La Ligue des Droits de l’Enfant et sa plate-forme de lutte contre l’échec scolaire ont été à la base de la mise en place du Pacte pour un enseignement d’excellence. En effet, nous avions lancé un « Appel à refondation de l’Ecole » en vue des élections de 2014. Si Madame Milquet, nouvelle ministre de l’éducation a répondu présente, ce qu’elle a mis en place a été une réponse tiède, calibrée par McKinsey, de triste renom. Ceci avec le soutien des réseaux qui protégeaient leurs intérêts et ont bloqué des réformes nécessaires et importante, notamment dans la lutte contre le marché scolaire, ou la réduction du tronc commun à 15 ans au lieu de 16. Ceci, afin de protéger les enseignements de relégation (technique et professionnel). Ce Pacte est construit dans l’intérêt des réseaux et de leurs écoles, et non des élèves. Aussi, nous sommes attentifs à tout ce qui est mis en place progressivement. Il y a de bonnes choses, comme le tronc commun (un peu réduit). Depuis le début de cette année, le DAccE a été introduit. Il s’agit d’un Dossier d’Accompagnement de l’Elève. Nous l’avons à l’œil…. Il peut présenter de bonne choses, mais également de bien mauvaises.
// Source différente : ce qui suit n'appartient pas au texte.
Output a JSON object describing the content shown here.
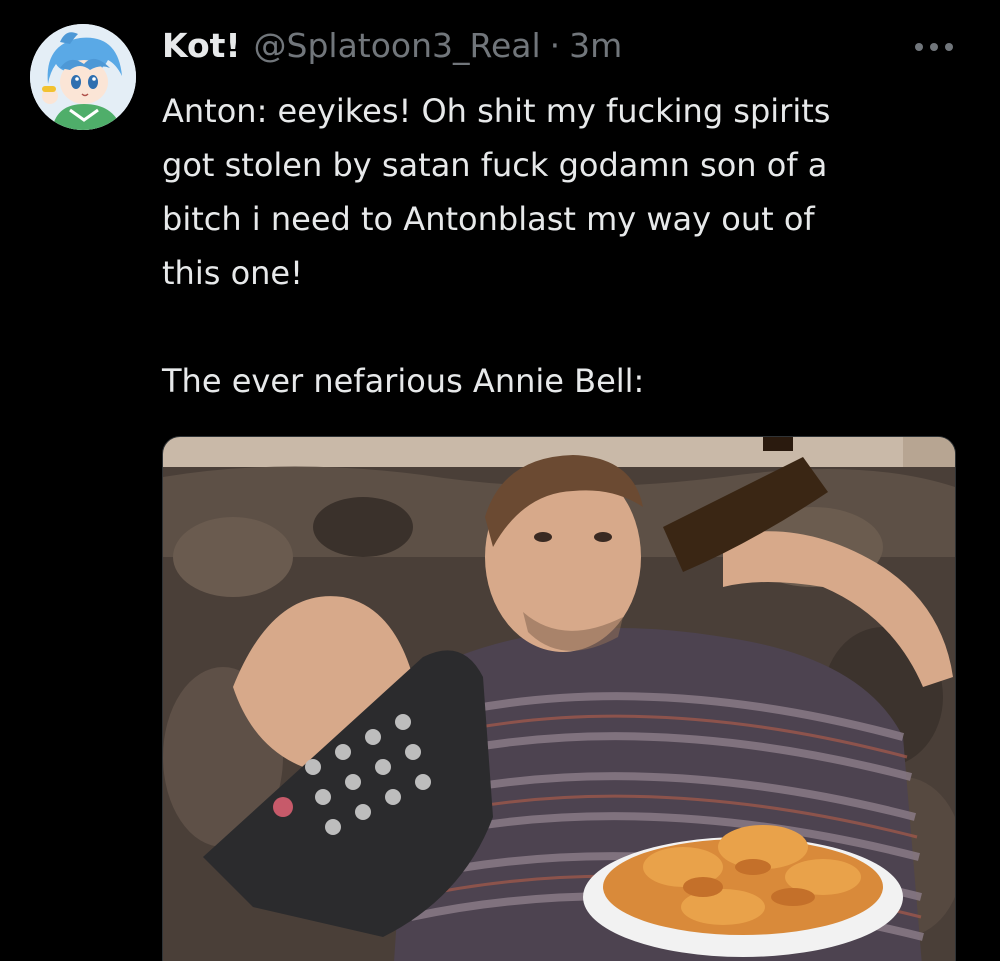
{
  "tweet": {
    "author": {
      "display_name": "Kot!",
      "handle": "@Splatoon3_Real"
    },
    "separator": "·",
    "timestamp": "3m",
    "text_lines": [
      "Anton: eeyikes! Oh shit my fucking spirits",
      "got stolen by satan fuck godamn son of a",
      "bitch i need to Antonblast my way out of",
      "this one!"
    ],
    "text_line_after_break": "The ever nefarious Annie Bell:"
  },
  "icons": {
    "more": "more-horizontal-icon",
    "avatar": "anime-avatar"
  },
  "colors": {
    "background": "#000000",
    "primary_text": "#e7e9ea",
    "secondary_text": "#71767b",
    "border": "#2f3336"
  }
}
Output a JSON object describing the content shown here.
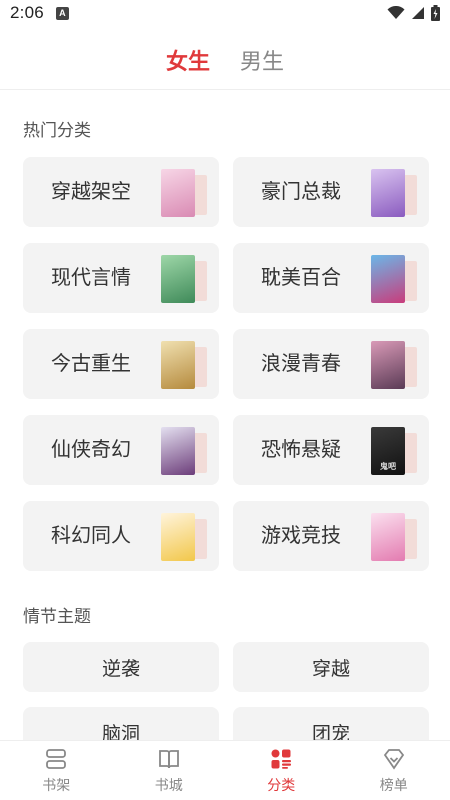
{
  "status": {
    "time": "2:06",
    "badge": "A"
  },
  "gender_tabs": [
    {
      "label": "女生",
      "active": true
    },
    {
      "label": "男生",
      "active": false
    }
  ],
  "sections": {
    "hot": "热门分类",
    "plot": "情节主题"
  },
  "categories": [
    {
      "label": "穿越架空",
      "cover_colors": [
        "#f7d6e6",
        "#d98ab3"
      ],
      "cover_text": ""
    },
    {
      "label": "豪门总裁",
      "cover_colors": [
        "#d9c3f0",
        "#8a5bbf"
      ],
      "cover_text": ""
    },
    {
      "label": "现代言情",
      "cover_colors": [
        "#9ed7a8",
        "#3f8a59"
      ],
      "cover_text": ""
    },
    {
      "label": "耽美百合",
      "cover_colors": [
        "#6bb7e8",
        "#c93c7b"
      ],
      "cover_text": ""
    },
    {
      "label": "今古重生",
      "cover_colors": [
        "#f0e0b0",
        "#b58a3d"
      ],
      "cover_text": ""
    },
    {
      "label": "浪漫青春",
      "cover_colors": [
        "#d99ab7",
        "#5a3a55"
      ],
      "cover_text": ""
    },
    {
      "label": "仙侠奇幻",
      "cover_colors": [
        "#e4e0f0",
        "#6c3d7a"
      ],
      "cover_text": ""
    },
    {
      "label": "恐怖悬疑",
      "cover_colors": [
        "#3a3a3a",
        "#111111"
      ],
      "cover_text": "鬼吧"
    },
    {
      "label": "科幻同人",
      "cover_colors": [
        "#fff4dc",
        "#f2c74a"
      ],
      "cover_text": ""
    },
    {
      "label": "游戏竞技",
      "cover_colors": [
        "#fbe0ef",
        "#e37bb0"
      ],
      "cover_text": ""
    }
  ],
  "themes": [
    {
      "label": "逆袭"
    },
    {
      "label": "穿越"
    },
    {
      "label": "脑洞"
    },
    {
      "label": "团宠"
    }
  ],
  "bottom_nav": [
    {
      "label": "书架",
      "icon": "bookshelf-icon",
      "active": false
    },
    {
      "label": "书城",
      "icon": "open-book-icon",
      "active": false
    },
    {
      "label": "分类",
      "icon": "category-grid-icon",
      "active": true
    },
    {
      "label": "榜单",
      "icon": "ranking-icon",
      "active": false
    }
  ],
  "colors": {
    "accent": "#e0393b",
    "card_bg": "#f3f3f3",
    "muted": "#888888"
  }
}
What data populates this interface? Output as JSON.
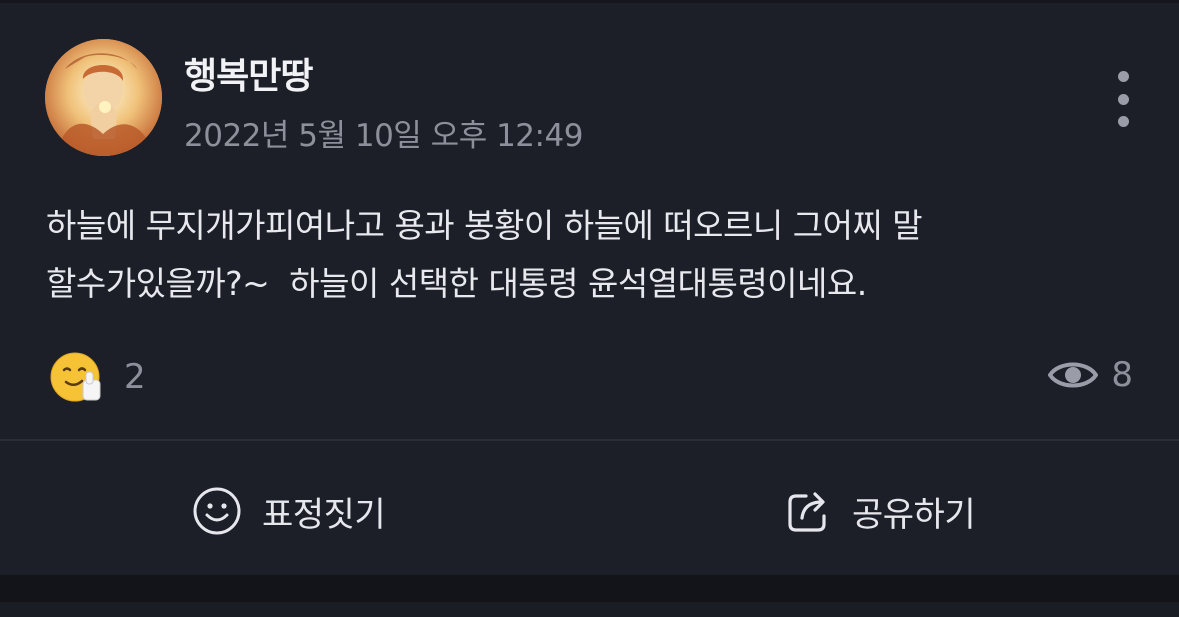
{
  "post": {
    "author": "행복만땅",
    "timestamp": "2022년 5월 10일 오후 12:49",
    "avatar_icon": "avatar-praying-figure",
    "body_lines": [
      "하늘에 무지개가피여나고 용과 봉황이 하늘에 떠오르니 그어찌 말",
      "할수가있을까?~  하늘이 선택한 대통령 윤석열대통령이네요."
    ]
  },
  "stats": {
    "reaction_icon": "thumbs-up-smile-emoji",
    "reaction_count": "2",
    "views_icon": "eye-icon",
    "views_count": "8"
  },
  "actions": {
    "react_label": "표정짓기",
    "react_icon": "smiley-icon",
    "share_label": "공유하기",
    "share_icon": "share-icon"
  },
  "colors": {
    "card_bg": "#1d1f28",
    "page_bg": "#121419",
    "muted_text": "#8d909a",
    "primary_text": "#e8e9ee"
  }
}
Le DAccE (prononcer DAC), c’est quoi en fait ?
De nombreuses familles n’ont toujours pas compris ce dont il s’agissait. Elles doivent avoir accès au DAccE de leur.e enfant.s. Pourtant, nous avons été contactés par des familles qui ne parvenaient pas à s’y connecter. La fracture numérique ne touche pas que la population des aînés. Nous allons tout vous dévoiler :
Dans le cadre du Pacte pour un enseignement d’excellence, ce nouvel outil a été mis en place pour informer les parents des élèves pour lesquels des « difficultés d’apprentissage persistantes » ont été constatées. On ne parle pas ici d’élèves à besoins spécifiques (les « Dys »), donc d’élèves en situation de handicap face aux apprentissages, mais également d’élèves avec handicaps physiques ou mentaux. Si ces élèves bénéficient d’aménagements raisonnables, « ils ne connaissent pas nécessairement de difficultés d’apprentissage persistantes pouvant conduire à une décision exceptionnelle de maintien[1] ». « Pas nécessairement… » ! Visiblement les concepteurs du Dacce ont des soucis avec la connaissance de certains handicaps.
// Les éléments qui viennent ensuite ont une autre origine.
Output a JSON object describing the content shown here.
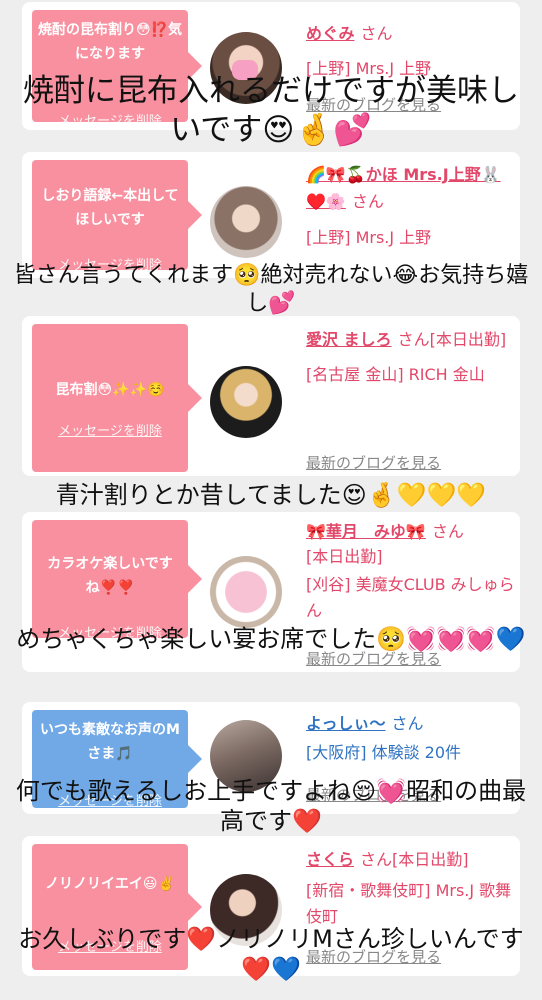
{
  "cards": [
    {
      "bubble": "焼酎の昆布割り😳⁉️気になります",
      "delete": "メッセージを削除",
      "name": "めぐみ",
      "san": "さん",
      "rows": [
        "[上野] Mrs.J 上野"
      ],
      "blog": "最新のブログを見る",
      "overlay": "焼酎に昆布入れるだけですが美味しいです😍🤞💕"
    },
    {
      "bubble": "しおり語録←本出してほしいです",
      "delete": "メッセージを削除",
      "name": "🌈🎀🍒かほ Mrs.J上野🐰♥️🌸",
      "san": "さん",
      "rows": [
        "[上野] Mrs.J 上野"
      ],
      "blog": "",
      "overlay": "皆さん言うてくれます🥺絶対売れない😂お気持ち嬉し💕"
    },
    {
      "bubble": "昆布割😳✨✨☺️",
      "delete": "メッセージを削除",
      "name": "愛沢 ましろ",
      "san": "さん[本日出勤]",
      "rows": [
        "[名古屋 金山] RICH 金山"
      ],
      "blog": "最新のブログを見る",
      "overlay": "青汁割りとか昔してました😍🤞💛💛💛"
    },
    {
      "bubble": "カラオケ楽しいですね❣️❣️",
      "delete": "メッセージを削除",
      "name": "🎀華月　みゆ🎀",
      "san": "さん",
      "rows": [
        "[本日出勤]",
        "[刈谷] 美魔女CLUB みしゅらん"
      ],
      "blog": "最新のブログを見る",
      "overlay": "めちゃくちゃ楽しい宴お席でした🥺💓💓💓💙"
    },
    {
      "bubble": "いつも素敵なお声のMさま🎵",
      "delete": "メッセージを削除",
      "name": "よっしぃ〜",
      "san": "さん",
      "rows": [
        "[大阪府] 体験談 20件"
      ],
      "blog": "最新のブログを見る",
      "overlay": "何でも歌えるしお上手ですよね😌💓昭和の曲最高です❤️"
    },
    {
      "bubble": "ノリノリイエイ😃✌️",
      "delete": "メッセージを削除",
      "name": "さくら",
      "san": "さん[本日出勤]",
      "rows": [
        "[新宿・歌舞伎町] Mrs.J 歌舞伎町"
      ],
      "blog": "最新のブログを見る",
      "overlay": "お久しぶりです❤️ノリノリMさん珍しいんです❤️💙"
    }
  ],
  "colors": {
    "pink": "#f8909f",
    "blue": "#71a9e6",
    "name_pink": "#e2486a",
    "name_blue": "#2f73c2"
  }
}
Rappelons en passant, que nous déconseillons toujours aux parents d’accepter les propositions faites par l’école de maintenir l’enfant dans la même année, l’année suivante (appelées autrefois redoublements). Chaque enfant a 6… et bientôt 9 années pour obtenir son CEB, et donc autant de temps pour évoluer à son rythme.
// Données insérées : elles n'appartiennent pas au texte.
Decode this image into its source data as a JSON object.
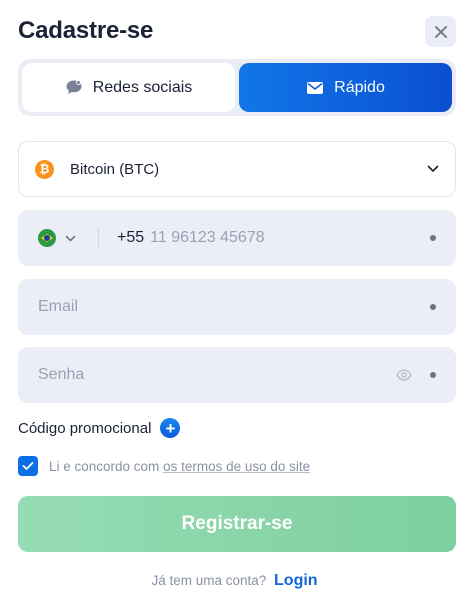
{
  "header": {
    "title": "Cadastre-se",
    "close_icon": "close-icon"
  },
  "tabs": [
    {
      "label": "Redes sociais",
      "icon": "chat-bubble-icon",
      "active": false
    },
    {
      "label": "Rápido",
      "icon": "envelope-icon",
      "active": true
    }
  ],
  "currency": {
    "icon": "bitcoin-icon",
    "label": "Bitcoin (BTC)"
  },
  "phone": {
    "country_icon": "brazil-flag-icon",
    "prefix": "+55",
    "placeholder": "11 96123 45678"
  },
  "email": {
    "placeholder": "Email"
  },
  "password": {
    "placeholder": "Senha",
    "icon": "eye-icon"
  },
  "promo": {
    "label": "Código promocional",
    "button": "+"
  },
  "terms": {
    "prefix": "Li e concordo com",
    "link": "os termos de uso do site",
    "checked": true
  },
  "register": {
    "label": "Registrar-se"
  },
  "footer": {
    "text": "Já tem uma conta?",
    "link": "Login"
  },
  "colors": {
    "accent": "#0d6fe6",
    "register_button": "#8ad6a9",
    "field_bg": "#eceef7",
    "bitcoin": "#f7931a"
  }
}
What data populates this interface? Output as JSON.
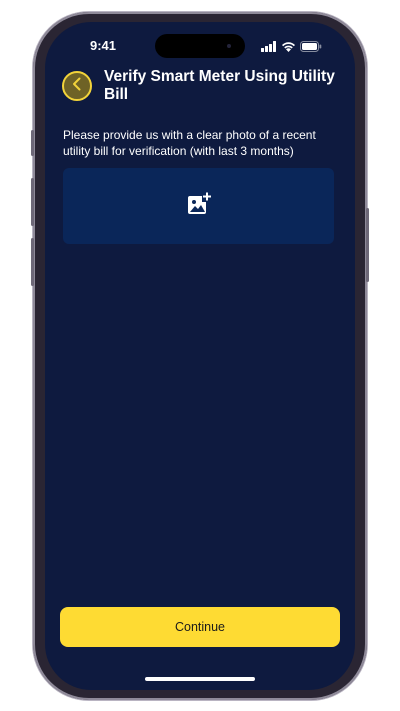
{
  "status_bar": {
    "time": "9:41",
    "icons": [
      "signal-icon",
      "wifi-icon",
      "battery-icon"
    ]
  },
  "header": {
    "back_icon": "chevron-left-icon",
    "title": "Verify Smart Meter Using Utility Bill"
  },
  "main": {
    "description": "Please provide us with a clear photo of a recent utility bill for verification (with last 3 months)",
    "upload_icon": "add-photo-icon"
  },
  "footer": {
    "continue_label": "Continue"
  },
  "colors": {
    "background": "#0e1a3f",
    "upload_area": "#0a2659",
    "accent": "#fedb33",
    "back_button_fill": "#6e6226"
  }
}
Comme nous l’explique le site enseignement.be, le DAccE est un outil-clé du nouveau tronc commun (TC), au service de la réussite de l’élève. Le TC fait de la différenciation et de l’accompagnement personnalisé une des clés de voute du soutien à la réussite des élèves. Le DAccE est un dossier individuel et unique pour chaque élève et le suivra tout au long de sa scolarité. Son objectif est de favoriser le dialogue entre les équipes éducatives ou les CPMS, et les parents. Pour l’année 2023-2024, le DAccE ne concerne que les enfants de 1ère maternelle à la 4e primaire.
Il a été conçu sous un format numérique à l’échelle du système éducatif de la FWB et respecte le RGPD. Cela permet aux équipes éducatives de prendre connaissance des informations relatives au parcours de l’élève, y compris en cas de changement d’école. Les professionnels en charge de l’élève devront y consigner les observations et les actions d’accompagnement qui seront mises en place, lorsque les difficultés de l’élève seront plus importantes (dites « persistantes »).
Le DAccE est accessible aux parents. Ceux-ci pourront ainsi avoir accès à une information synthétique qui retrace les actions mises en place au cours de l’année, et les ajustements qui y sont apportés si nécessaire. Via le DAccE, les parents peuvent aussi transmettre les informations qu’ils jugent utiles aux professionnels de l’enseignement, telle par exemple qu’une prise en charge externe par un logopède. Le DAccE facilite dès lors la communication avec les parents en axant le dialogue sur l’information utile au suivi des apprentissages.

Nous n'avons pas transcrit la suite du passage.